Moshe Leon and Benjamin Netanyahu, February 2020.
Moshe Leon and Benjamin Netanyahu, February 2020.Credit: Ohad Ziegenberg

“Arieh is a robust man of action and I have no doubt he will continue to contribute much to all residents of Jerusalem in his role as deputy mayor. I thank him for consisting to serve without pay at this time,” adding that by doing so King was “setting a praiseworthy personal example.”

If approved, King will be Leon’s eighth deputy. According to the coalition agreement, King’s appointment to the role was scheduled to happen in a year or so, in the middle of Leon’s term. However, Leon decided to move it up after he lost hope that the secular Hitorerut party would join the coalition.

The city councilwoman representing Meretz, Laura Wharton is now considering leaving the coalition if the council approves King’s appointment.

Meretz’s Jerusalem branch leadership is set to meet Thursday to discuss leaving the coalition in response to the appointment. “Meretz Jerusalem takes a dim view of the appointment of this racist right-winger as deputy mayor at a time when the city is in crisis. We will consider what steps to take for the good of all of the city’s residents,” the party said in a statement.

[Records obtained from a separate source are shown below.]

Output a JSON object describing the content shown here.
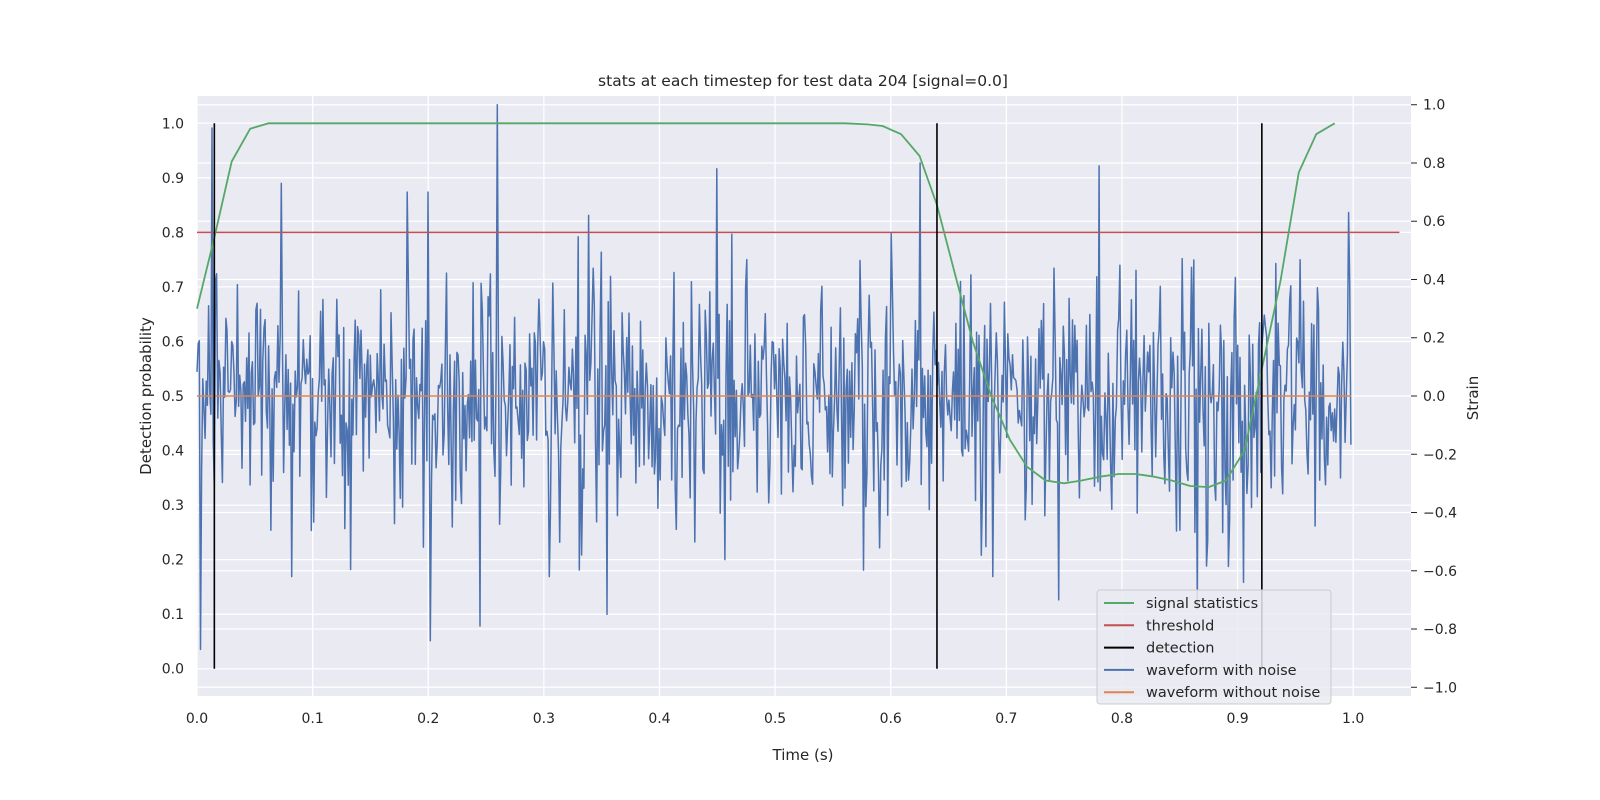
{
  "chart_data": {
    "type": "line",
    "title": "stats at each timestep for test data 204 [signal=0.0]",
    "xlabel": "Time (s)",
    "ylabel_left": "Detection probability",
    "ylabel_right": "Strain",
    "xlim": [
      0.0,
      1.05
    ],
    "ylim_left": [
      -0.05,
      1.05
    ],
    "ylim_right": [
      -1.03,
      1.03
    ],
    "x_ticks": [
      0.0,
      0.1,
      0.2,
      0.3,
      0.4,
      0.5,
      0.6,
      0.7,
      0.8,
      0.9,
      1.0
    ],
    "x_tick_labels": [
      "0.0",
      "0.1",
      "0.2",
      "0.3",
      "0.4",
      "0.5",
      "0.6",
      "0.7",
      "0.8",
      "0.9",
      "1.0"
    ],
    "y_left_ticks": [
      0.0,
      0.1,
      0.2,
      0.3,
      0.4,
      0.5,
      0.6,
      0.7,
      0.8,
      0.9,
      1.0
    ],
    "y_left_tick_labels": [
      "0.0",
      "0.1",
      "0.2",
      "0.3",
      "0.4",
      "0.5",
      "0.6",
      "0.7",
      "0.8",
      "0.9",
      "1.0"
    ],
    "y_right_ticks": [
      -1.0,
      -0.8,
      -0.6,
      -0.4,
      -0.2,
      0.0,
      0.2,
      0.4,
      0.6,
      0.8,
      1.0
    ],
    "y_right_tick_labels": [
      "−1.0",
      "−0.8",
      "−0.6",
      "−0.4",
      "−0.2",
      "0.0",
      "0.2",
      "0.4",
      "0.6",
      "0.8",
      "1.0"
    ],
    "grid": true,
    "legend_position": "lower-right",
    "legend": [
      "signal statistics",
      "threshold",
      "detection",
      "waveform with noise",
      "waveform without noise"
    ],
    "colors": {
      "signal statistics": "#55a868",
      "threshold": "#c44e52",
      "detection": "#000000",
      "waveform with noise": "#4c72b0",
      "waveform without noise": "#dd8452",
      "background": "#eaeaf2",
      "grid": "#ffffff"
    },
    "signal_statistics": {
      "x": [
        0.0,
        0.015,
        0.03,
        0.046,
        0.062,
        0.078,
        0.1,
        0.2,
        0.3,
        0.4,
        0.5,
        0.56,
        0.58,
        0.593,
        0.609,
        0.625,
        0.64,
        0.656,
        0.671,
        0.687,
        0.703,
        0.718,
        0.734,
        0.75,
        0.765,
        0.781,
        0.797,
        0.812,
        0.828,
        0.843,
        0.859,
        0.875,
        0.89,
        0.906,
        0.921,
        0.937,
        0.953,
        0.968,
        0.984
      ],
      "y": [
        0.66,
        0.79,
        0.93,
        0.99,
        1.0,
        1.0,
        1.0,
        1.0,
        1.0,
        1.0,
        1.0,
        1.0,
        0.998,
        0.995,
        0.98,
        0.94,
        0.85,
        0.72,
        0.6,
        0.5,
        0.42,
        0.37,
        0.345,
        0.34,
        0.345,
        0.352,
        0.357,
        0.357,
        0.352,
        0.345,
        0.335,
        0.333,
        0.345,
        0.4,
        0.55,
        0.71,
        0.91,
        0.98,
        1.0
      ]
    },
    "threshold": {
      "y": 0.8,
      "x_range": [
        0.0,
        1.04
      ]
    },
    "detections": {
      "x": [
        0.015,
        0.64,
        0.921
      ],
      "y_range": [
        0.0,
        1.0
      ]
    },
    "waveform_with_noise": {
      "axis": "right",
      "x_range": [
        0.0,
        0.998
      ],
      "n_points": 1000,
      "peaks": [
        {
          "x": 0.013,
          "y": 0.92
        },
        {
          "x": 0.26,
          "y": 1.0
        },
        {
          "x": 0.073,
          "y": 0.73
        },
        {
          "x": 0.182,
          "y": 0.7
        },
        {
          "x": 0.2,
          "y": 0.7
        },
        {
          "x": 0.45,
          "y": 0.78
        },
        {
          "x": 0.625,
          "y": 0.8
        },
        {
          "x": 0.78,
          "y": 0.79
        },
        {
          "x": 0.996,
          "y": 0.63
        },
        {
          "x": 0.003,
          "y": -0.87
        },
        {
          "x": 0.202,
          "y": -0.84
        },
        {
          "x": 0.245,
          "y": -0.79
        },
        {
          "x": 0.355,
          "y": -0.75
        },
        {
          "x": 0.745,
          "y": -0.7
        },
        {
          "x": 0.865,
          "y": -0.73
        },
        {
          "x": 0.905,
          "y": -0.64
        }
      ]
    },
    "waveform_without_noise": {
      "axis": "right",
      "y": 0.0,
      "x_range": [
        0.0,
        0.998
      ]
    }
  }
}
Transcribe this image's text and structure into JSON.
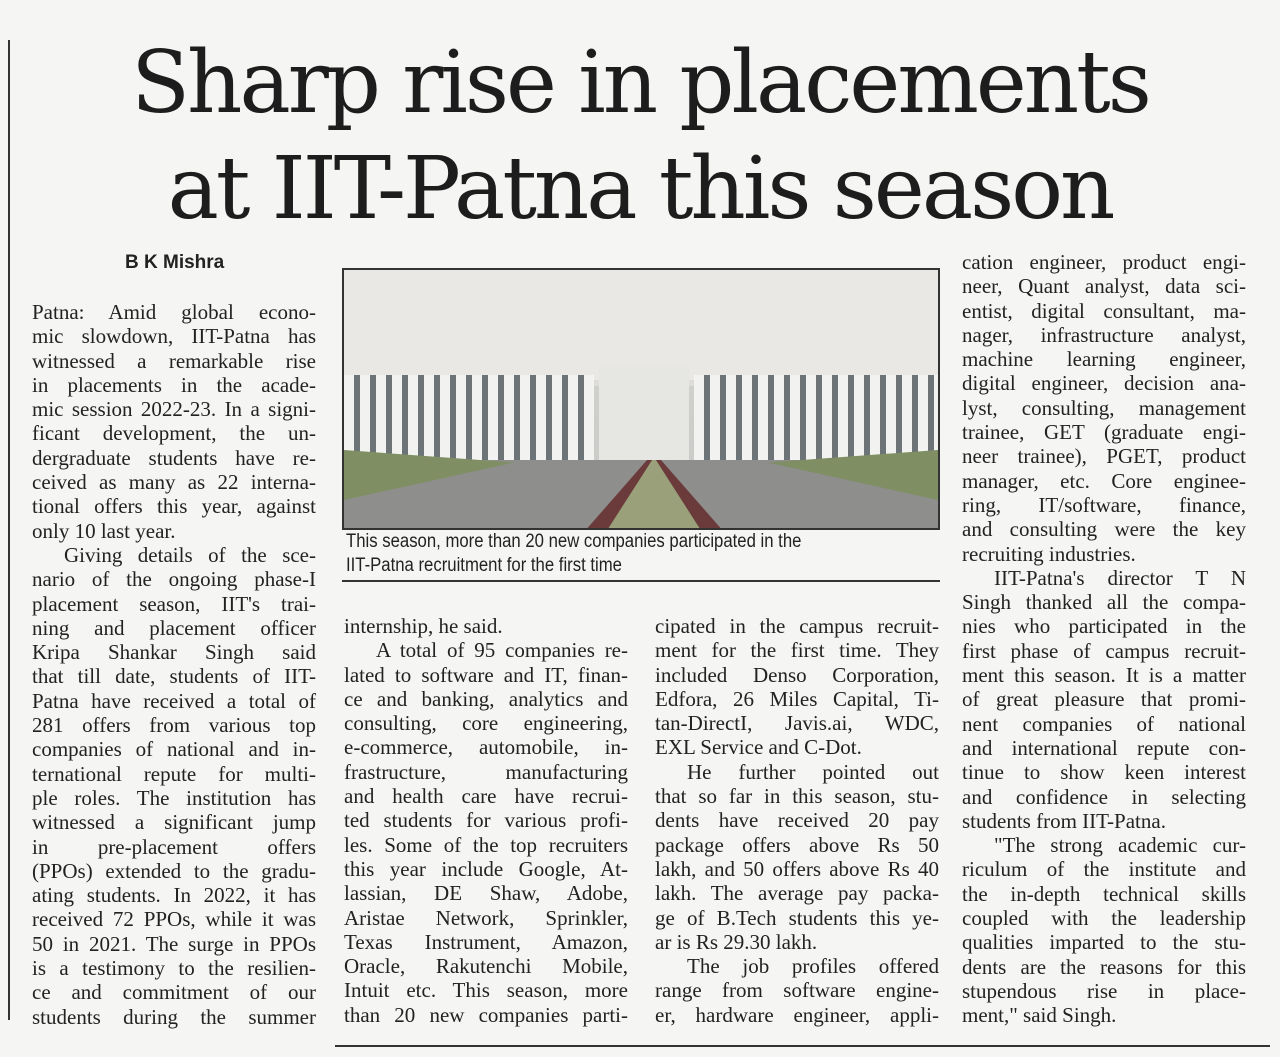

“I’m very surprised that Laura Wharton is threatening to leave,” King said in response. “After all, she knows full well that she will have no better partner than I in improving the infrastructure in East Jerusalem, and in listening to the needs of its residents. I hope the Meretz branch [whose members] I consider staunch political opponents will step up and see the advantages in my becoming deputy mayor, by which East Jerusalem will undoubtedly receive more attention from the municipality. That is in addition to the various environmental issues that are so close to my heart and the heart of City Councilwoman Wharton,” King said.

Ofer Berkovitch, chairman of Hitorerut, said in response: ‘With the appointment of Arieh King as a deputy, Leon turns his back on most of the public in Jerusalem. His coalition is purely ultra-Orthodox and ultra-Orthodox nationalist. We have asked Leon more than once to create cooperation, both at the beginning of the term and in the coronavirus crisis, out of a sense of responsibility to those we represent. Leon has proven time and time again that political considerations come before the good, the unity and the resilience of Jerusalem.” Berkovitch said the appointment of political allies, as well as a lack of transparency in funding, and “the sideling of Hitorerut, the largest party on the city council, in the opposition,” were examples of Leon’s considerations.